Vai começar a desintrusão da Terra Awá. A palavra é estranha, mas quer dizer algo que se esperava que acontecesse ao longo deste segundo semestre, até por ordem judicial: a retirada dos não indígenas da área demarcada e registrada como dos índios do grupo Awá Guajá, no Maranhão. Chove muito esta época do ano, mas será assim que as tropas vão se deslocar.

A ordem do juiz federal no Maranhão José Carlos do Vale Madeira estabeleceu prazos e modos da retirada dos não indígenas.

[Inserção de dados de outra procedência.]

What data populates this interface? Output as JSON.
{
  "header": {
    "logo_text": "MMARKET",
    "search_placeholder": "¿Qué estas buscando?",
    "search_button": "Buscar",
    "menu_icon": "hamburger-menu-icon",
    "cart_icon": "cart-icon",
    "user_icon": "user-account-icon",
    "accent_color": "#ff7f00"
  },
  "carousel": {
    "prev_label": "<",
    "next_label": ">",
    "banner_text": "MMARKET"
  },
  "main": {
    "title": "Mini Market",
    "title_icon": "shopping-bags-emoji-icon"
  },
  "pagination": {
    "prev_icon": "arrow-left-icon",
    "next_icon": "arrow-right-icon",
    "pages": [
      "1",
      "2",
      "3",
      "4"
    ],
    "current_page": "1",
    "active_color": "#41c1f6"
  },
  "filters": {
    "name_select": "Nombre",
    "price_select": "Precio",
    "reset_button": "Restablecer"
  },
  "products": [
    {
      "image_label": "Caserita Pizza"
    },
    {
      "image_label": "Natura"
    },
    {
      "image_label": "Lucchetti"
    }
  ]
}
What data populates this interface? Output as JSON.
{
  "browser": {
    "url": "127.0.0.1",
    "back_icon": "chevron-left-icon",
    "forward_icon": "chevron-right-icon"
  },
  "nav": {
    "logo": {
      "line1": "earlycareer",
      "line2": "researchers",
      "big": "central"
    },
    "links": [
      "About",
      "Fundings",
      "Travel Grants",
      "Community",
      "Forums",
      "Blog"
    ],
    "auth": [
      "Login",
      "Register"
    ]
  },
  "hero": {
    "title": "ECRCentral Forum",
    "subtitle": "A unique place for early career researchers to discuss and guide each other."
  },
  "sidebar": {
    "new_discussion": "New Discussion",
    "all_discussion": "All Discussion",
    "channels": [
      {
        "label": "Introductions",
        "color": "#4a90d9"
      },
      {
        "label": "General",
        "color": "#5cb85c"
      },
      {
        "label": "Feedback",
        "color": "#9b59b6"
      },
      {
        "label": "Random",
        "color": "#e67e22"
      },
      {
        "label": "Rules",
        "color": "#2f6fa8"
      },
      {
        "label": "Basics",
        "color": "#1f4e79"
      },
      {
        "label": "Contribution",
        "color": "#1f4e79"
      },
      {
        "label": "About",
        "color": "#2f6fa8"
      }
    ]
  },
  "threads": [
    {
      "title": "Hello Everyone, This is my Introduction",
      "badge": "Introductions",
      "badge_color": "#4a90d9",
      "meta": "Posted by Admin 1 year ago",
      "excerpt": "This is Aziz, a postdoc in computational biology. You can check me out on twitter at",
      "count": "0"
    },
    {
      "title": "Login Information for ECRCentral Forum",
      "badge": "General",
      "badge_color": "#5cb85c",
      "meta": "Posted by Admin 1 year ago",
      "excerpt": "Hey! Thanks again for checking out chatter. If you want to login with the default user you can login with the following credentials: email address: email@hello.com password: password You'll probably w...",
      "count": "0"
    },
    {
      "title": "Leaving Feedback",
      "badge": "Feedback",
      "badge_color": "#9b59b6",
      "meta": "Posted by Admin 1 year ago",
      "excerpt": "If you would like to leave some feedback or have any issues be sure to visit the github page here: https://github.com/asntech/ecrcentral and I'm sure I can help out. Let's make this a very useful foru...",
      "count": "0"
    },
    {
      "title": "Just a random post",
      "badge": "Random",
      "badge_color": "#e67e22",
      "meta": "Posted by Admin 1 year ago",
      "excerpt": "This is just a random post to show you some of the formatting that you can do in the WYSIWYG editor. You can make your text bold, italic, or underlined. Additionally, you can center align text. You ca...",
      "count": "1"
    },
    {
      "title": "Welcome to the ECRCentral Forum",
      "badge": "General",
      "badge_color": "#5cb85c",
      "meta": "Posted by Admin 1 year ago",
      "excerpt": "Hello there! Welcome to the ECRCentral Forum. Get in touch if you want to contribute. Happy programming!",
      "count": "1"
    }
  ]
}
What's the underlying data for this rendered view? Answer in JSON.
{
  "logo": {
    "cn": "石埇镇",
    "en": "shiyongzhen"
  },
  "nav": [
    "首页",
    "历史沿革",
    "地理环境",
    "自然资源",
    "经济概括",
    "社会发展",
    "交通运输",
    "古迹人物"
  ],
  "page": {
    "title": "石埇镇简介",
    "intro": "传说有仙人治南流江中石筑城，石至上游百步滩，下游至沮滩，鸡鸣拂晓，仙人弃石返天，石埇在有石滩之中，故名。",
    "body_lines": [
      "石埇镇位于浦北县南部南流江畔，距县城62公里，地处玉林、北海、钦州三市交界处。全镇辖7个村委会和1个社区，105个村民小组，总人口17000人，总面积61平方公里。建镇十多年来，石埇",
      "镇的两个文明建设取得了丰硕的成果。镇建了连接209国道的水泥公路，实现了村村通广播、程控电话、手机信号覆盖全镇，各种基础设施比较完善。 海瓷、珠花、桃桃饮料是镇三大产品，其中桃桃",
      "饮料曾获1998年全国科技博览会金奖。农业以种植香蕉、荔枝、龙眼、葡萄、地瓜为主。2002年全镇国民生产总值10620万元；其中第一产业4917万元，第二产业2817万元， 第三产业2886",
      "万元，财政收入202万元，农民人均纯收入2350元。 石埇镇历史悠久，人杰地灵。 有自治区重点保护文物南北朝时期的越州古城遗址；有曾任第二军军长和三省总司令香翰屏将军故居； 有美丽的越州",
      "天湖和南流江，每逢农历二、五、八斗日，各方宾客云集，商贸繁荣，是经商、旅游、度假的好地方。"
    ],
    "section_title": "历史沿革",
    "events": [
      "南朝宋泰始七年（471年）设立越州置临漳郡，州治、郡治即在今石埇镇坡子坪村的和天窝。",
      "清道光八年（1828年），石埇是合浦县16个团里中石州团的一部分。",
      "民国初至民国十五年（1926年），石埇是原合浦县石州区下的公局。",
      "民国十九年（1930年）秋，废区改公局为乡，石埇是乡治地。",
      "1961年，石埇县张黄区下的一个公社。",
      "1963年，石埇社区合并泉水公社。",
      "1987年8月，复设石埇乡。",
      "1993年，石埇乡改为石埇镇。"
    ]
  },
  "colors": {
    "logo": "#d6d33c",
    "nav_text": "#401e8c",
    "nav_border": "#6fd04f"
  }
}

O governo já reuniu todos os órgãos envolvidos e concluiu o plano da retirada dos não indígenas.

Os que estiverem instalados na terra indígena receberão nos próximos dias notificações para deixar o local. Os moradores terão 40 dias para retirar seus bens. Ao final do prazo, serão desapropriados. Foram expedidos mandados de busca e apreensão de todos os equipamentos que estiverem ligados à prática criminosa.

Vão se deslocar para cumprir a ordem judicial, e o plano do governo, tropas do Exército e funcionários da Funai, ICMBio, Incra, Ministério Público, Força Nacional de Segurança, Polícia Militar do Maranhão. Foi criado, por ordem do juiz, o Comitê de Desintrusão da Terra Awá Guajá, com representantes de todos esses órgãos e mais a OAB, ABIN, Secretaria-Geral da Presidência, Ibama, um integrante da Assembleia Legislativa e outro do Governo do Maranhão.

Será instalada para executar a operação uma grande base em São João do Caru e outra em Vitória da Conquista, no Maranhão, onde há grande concentração de madeireiros.

O governo vai derrubar as cercas e fechar os ramais que foram abertos pelos madeireiros nas invasões frequentes da Terra Awá. A ideia é abrir apenas uma estrada que contorne a terra para facilitar o acesso da fiscalização. O risco é a estrada acabar facilitando novos ataques à mata onde vivem os índios, nessa área que é um dos últimos remanescentes de Floresta Amazônica no Maranhão.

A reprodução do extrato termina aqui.